7 Rules for Hiring Experts
Perhaps you’ve grown your business without the advice of others, but your business most certainly will not reach its full potential if you continue to do so. All successful CEOs and entrepreneurs can benefit from the expertise of outsiders. But we’ve all heard the jokes and horror stories that plague the professional services industry. And I know all too well the damage that can result from failed engagements with outside experts.
The difficult truth is that if you hire an expert who doesn’t deliver the results you want, it’s entirely your own fault. In almost all cases, you get exactly what you deserve. That’s a tough pill to swallow for many CEOs and entrepreneurs. But it really should come as no surprise. In the business advice industry, results vary greatly. Just like any other profession, the quality of expertise varies widely. There are top-notch experts, middle of the road practitioners, newcomers with light expertise, and academic theorists with no real-world business problem-solving experience.
Advisors don’t fly in like Mighty Mouse to “Save the Day!” Hiring an advisor doesn’t mean that your problems are going to magically disappear. Advisors, consultants, and executive coaches do not have super powers. But they can play a very important role in the overall success of a business. Follow these rules for hiring and managing outside experts:
1. Get What You Need
Too often, executives hire experts without knowing exactly what they are trying to accomplish. If you don’t know what you need and what you are trying to accomplish, how are you going to know who to retain? Never hire an expert without first understanding what the problem is that needs to be solved. Only when you know what you need – and what you don’t need – should you begin looking for an advisor’s help.
If an expert offers a prepackaged solution to your particular problems, walk away. Find one with real experience, a broad perspective, and a flexible approach. You need someone who will work within the context of your business, not just sell you a beautifully packaged solution.

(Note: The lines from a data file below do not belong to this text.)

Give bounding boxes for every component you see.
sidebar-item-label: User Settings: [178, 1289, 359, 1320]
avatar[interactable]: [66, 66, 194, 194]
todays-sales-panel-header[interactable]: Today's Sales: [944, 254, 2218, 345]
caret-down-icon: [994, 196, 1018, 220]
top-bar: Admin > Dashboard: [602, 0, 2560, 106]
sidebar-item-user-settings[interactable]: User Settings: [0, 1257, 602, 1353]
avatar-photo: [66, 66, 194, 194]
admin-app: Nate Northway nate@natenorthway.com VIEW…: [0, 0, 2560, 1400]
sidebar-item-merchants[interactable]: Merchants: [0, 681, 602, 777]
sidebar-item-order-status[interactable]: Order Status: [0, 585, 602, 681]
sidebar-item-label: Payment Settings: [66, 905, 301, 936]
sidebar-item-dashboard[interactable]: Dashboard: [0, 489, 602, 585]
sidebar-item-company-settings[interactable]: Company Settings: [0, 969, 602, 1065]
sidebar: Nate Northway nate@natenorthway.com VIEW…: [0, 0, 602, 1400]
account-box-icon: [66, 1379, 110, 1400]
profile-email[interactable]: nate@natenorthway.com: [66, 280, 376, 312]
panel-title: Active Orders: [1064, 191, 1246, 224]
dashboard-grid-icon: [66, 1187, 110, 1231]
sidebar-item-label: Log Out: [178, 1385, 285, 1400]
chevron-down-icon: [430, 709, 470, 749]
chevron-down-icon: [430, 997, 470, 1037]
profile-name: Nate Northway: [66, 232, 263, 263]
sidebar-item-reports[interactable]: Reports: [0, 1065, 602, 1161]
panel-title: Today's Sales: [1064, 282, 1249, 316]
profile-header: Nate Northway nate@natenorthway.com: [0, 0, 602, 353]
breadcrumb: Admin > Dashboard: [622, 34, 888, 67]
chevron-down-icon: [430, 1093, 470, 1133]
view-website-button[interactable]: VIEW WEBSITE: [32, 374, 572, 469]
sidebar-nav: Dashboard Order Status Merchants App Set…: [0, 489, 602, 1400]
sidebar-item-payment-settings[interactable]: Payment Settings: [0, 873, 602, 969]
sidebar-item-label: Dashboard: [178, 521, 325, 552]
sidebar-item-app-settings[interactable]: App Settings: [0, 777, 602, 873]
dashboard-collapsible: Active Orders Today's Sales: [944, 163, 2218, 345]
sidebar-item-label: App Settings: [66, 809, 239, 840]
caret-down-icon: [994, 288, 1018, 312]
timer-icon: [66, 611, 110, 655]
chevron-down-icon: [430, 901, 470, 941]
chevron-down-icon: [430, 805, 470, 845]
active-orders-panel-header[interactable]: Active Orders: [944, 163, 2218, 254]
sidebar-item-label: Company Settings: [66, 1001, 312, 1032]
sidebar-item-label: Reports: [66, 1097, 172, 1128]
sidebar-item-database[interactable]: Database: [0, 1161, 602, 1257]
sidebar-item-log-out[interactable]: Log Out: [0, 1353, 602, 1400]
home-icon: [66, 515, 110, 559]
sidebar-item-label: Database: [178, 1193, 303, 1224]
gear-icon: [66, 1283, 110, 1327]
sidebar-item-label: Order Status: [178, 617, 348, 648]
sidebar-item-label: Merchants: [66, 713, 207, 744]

2. Be Prepared, Committed, and Capable
You must commit to making very tough decisions, perhaps at significant cost to some in the organization, and you have to determine if the organization is capable of achieving the outcome – the problem, moving forward, restructuring, or whatever it is you want or need to achieve. Before considering a consultant, honestly and thoroughly assess your organization’s capabilities, resources, level of commitment, and preparedness for the changes you are considering. Only then will you know how a consultant might add value to the business.
3. Choose Wisely
Before you consider talent, reputation, cost, availability, or location, understand your perspective advisor’s values. It doesn’t matter what the expert’s track record is if he doesn’t share your values, relate to your culture, know your market, or understand your strategy. Never let an outsider touch your business who doesn’t share your values.
And never select an expert based on cost. In almost all instances, you get what you pay for. Nothing could be more harmful to your business than getting bad advice. Top-flight expertise isn’t cheap, but it can be well worth the investment. Hire the best advisors you can afford.
4. Support the Consultant’s Efforts
There must be frank, open communication throughout the assignment to determine and resolve the issues involved. Introduce the consultant, explain why she is there, and assure that she gets all the information she needs from every source in the business. Some will feel threatened and reluctant to cooperate, so you must ensure that such conflicts are addressed and resolved. Organizational resistance will undermine the effort, so there have to be means found or developed to overcome it.
5. Avoid Dependency; Build Capability
Organizations should strive toward having the means, resources, and capability to solve their own problems; when they don’t, they should develop them through working with an outside expert. From the outset, knowledge should be shared with and by the consultant so that people within the organization become capable of solving similar problems in the future without depending on a consultant.
6. Know the ROC (Return on Consulting)
Clearly communicate to the consultant what outcomes you are looking for, and what benefits you expect him or her to deliver – what returns you are looking for. Make sure there is a plan with milestones and deadlines in place to measure progress. It is your responsibility to proactively manage the consultant and the process to ensure the best possible outcome. You want to be assured that the cost of consulting is worth the benefits it yields. The expected return must be clearly understood by both parties, and clearly spelled out before the engagement begins.
7. No Quick Fixes
Executives facing problems and challenges they cannot handle naturally hope for and some believe in a solution that is easy, economical, and quick. Some consultants will claim they have such solutions. However, complex business problems are almost never solved overnight with a few simple changes. Such a mindset leaves executives vulnerable to consulting services inappropriate to the actual needs. Solutions that seem too good to be true are almost always neither good nor true.
When it comes to hiring experts – buyer beware. But you can drastically improve the odds of a successful outcome if you take a well-informed approach to managing the engagement.
Do you apply these rules when hiring and managing an expert?